A thread runs through its songs, a zigzagging but determinedly solid line that connects the perilous bordertown of Juarez, Mexico to the real and faux glitz of L.A. and the bleak iron range of Minnesota, the Mesabi of the album’s title. The broad landscapes created by Tom Russell for Mesabi are inhabited by characters we all know, Bob Dylan, James Dean and Elizabeth Taylor, and some we may not: the now-obscure, once well-known singer Cliff ‘Ukulele Ike’ Edwards, the tragic Disney child star Jimmy Driscoll and the character actor Sterling Hayden. It’s a logical progression from Russell’s last album, 2009’s Blood and Candle Smoke, yet it’s like no other album Russell has made in his nearly four decades as a recording artist.

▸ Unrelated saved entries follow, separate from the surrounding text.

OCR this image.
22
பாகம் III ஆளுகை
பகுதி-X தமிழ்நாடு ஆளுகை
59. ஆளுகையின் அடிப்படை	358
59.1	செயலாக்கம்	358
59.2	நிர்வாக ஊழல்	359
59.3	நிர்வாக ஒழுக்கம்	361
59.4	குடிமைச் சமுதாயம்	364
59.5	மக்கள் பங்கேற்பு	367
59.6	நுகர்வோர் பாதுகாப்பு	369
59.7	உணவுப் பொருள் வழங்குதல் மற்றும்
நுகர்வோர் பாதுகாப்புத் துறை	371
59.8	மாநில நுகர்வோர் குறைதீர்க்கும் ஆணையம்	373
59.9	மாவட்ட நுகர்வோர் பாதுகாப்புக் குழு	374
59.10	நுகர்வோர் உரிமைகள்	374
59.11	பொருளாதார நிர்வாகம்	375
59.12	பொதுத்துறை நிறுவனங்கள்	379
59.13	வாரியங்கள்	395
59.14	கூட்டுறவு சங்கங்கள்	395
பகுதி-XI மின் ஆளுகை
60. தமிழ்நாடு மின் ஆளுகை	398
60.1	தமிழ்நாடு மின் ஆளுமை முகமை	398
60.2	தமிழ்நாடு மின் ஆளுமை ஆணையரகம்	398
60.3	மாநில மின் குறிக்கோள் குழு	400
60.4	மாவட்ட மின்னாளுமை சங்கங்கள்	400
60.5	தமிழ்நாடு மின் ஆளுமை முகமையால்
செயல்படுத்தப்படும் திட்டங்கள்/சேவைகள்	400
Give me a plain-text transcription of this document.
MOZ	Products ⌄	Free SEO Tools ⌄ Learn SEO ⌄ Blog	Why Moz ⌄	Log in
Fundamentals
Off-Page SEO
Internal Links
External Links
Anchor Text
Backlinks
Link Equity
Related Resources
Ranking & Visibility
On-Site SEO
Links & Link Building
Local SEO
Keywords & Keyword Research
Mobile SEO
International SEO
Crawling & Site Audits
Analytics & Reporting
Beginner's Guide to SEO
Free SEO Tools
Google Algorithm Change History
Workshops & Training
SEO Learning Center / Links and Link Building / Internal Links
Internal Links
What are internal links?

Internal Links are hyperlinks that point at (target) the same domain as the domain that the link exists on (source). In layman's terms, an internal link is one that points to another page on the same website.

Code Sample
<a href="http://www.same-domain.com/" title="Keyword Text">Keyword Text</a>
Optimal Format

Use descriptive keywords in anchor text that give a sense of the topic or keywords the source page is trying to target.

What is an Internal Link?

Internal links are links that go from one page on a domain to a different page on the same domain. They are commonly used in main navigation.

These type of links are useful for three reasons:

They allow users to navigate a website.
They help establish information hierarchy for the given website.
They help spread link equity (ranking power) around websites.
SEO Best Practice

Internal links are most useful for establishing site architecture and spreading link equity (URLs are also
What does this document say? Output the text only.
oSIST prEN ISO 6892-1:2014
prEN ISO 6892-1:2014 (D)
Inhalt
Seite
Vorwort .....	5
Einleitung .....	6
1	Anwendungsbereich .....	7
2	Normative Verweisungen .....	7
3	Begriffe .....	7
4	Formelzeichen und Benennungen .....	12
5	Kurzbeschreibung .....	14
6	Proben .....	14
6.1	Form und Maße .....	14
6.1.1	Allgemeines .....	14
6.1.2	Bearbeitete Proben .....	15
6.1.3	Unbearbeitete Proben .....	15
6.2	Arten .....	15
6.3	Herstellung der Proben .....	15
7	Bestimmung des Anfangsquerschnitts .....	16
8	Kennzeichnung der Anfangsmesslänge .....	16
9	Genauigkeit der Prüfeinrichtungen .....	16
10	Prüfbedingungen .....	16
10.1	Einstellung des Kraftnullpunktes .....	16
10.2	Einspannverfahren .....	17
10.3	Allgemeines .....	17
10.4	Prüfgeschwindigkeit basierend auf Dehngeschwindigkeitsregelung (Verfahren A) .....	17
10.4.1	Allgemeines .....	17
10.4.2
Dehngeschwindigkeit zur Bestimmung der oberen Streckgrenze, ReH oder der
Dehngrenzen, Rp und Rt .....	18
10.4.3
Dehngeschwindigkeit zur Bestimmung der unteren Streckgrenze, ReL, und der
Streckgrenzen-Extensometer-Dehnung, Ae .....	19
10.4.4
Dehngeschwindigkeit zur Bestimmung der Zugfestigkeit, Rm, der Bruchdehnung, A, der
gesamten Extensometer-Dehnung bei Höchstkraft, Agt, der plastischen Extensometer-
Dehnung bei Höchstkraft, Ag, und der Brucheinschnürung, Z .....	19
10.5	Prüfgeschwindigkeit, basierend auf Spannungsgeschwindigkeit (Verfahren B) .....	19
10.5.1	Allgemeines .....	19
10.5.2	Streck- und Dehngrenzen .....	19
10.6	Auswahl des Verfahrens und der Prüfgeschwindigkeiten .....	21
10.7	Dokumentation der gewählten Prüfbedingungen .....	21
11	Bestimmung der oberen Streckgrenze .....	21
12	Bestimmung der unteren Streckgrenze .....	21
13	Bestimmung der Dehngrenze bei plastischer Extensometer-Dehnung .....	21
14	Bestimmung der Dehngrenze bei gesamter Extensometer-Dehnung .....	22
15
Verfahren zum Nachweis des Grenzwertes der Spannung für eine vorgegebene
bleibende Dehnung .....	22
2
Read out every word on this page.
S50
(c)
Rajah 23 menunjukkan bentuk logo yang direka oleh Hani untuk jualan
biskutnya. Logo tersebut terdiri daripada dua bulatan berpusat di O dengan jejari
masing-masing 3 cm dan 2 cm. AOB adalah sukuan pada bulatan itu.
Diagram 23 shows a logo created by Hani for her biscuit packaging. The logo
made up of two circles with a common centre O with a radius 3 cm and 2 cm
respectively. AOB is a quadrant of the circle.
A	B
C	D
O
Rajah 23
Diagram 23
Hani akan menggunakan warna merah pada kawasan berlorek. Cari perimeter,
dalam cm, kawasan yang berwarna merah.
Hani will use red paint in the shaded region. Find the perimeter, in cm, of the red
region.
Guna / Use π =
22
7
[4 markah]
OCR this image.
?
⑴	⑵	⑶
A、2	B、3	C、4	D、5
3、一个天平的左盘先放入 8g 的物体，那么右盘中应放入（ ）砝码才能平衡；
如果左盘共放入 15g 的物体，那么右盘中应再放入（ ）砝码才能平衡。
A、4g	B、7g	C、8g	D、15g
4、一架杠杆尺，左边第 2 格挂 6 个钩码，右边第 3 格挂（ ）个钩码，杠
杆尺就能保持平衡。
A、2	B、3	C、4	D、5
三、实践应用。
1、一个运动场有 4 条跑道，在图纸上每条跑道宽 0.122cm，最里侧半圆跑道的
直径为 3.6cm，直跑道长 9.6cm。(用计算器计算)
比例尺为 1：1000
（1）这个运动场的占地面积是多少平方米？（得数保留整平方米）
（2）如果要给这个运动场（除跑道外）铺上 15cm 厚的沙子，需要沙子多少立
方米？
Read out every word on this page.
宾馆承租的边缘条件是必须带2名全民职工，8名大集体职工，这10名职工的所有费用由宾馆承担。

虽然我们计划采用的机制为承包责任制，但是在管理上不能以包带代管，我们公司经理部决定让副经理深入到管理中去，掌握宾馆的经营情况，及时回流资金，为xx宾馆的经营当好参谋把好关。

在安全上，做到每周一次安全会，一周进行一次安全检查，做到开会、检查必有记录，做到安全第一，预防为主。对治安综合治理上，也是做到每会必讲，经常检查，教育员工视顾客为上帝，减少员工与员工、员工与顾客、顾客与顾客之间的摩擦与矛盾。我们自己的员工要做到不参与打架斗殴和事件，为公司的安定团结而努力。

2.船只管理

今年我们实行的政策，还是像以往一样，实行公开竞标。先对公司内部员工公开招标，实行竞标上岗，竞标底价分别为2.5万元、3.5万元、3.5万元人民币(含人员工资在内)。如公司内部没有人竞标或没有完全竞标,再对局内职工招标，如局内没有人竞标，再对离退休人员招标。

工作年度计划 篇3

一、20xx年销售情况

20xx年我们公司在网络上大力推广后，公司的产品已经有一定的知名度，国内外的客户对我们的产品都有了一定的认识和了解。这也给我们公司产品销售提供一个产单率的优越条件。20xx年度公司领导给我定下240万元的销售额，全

Co-produced by Russell and keyboardist Barry Walsh, and recorded in several different studios in Tucson, Texas, Nashville and Los Angeles, Mesabi is the 26th album from an artist whose songs have been recorded by such icons as Johnny Cash, Dave Van Ronk, Jerry Jeff Walker, Doug Sahm and Ramblin’ Jack Elliott, among others. No less than Lawrence Ferlinghetti, the legendary poet, has said that he shares ‘a great affinity with Tom Russell’s songs, for he is writing out of the wounded heart of America.’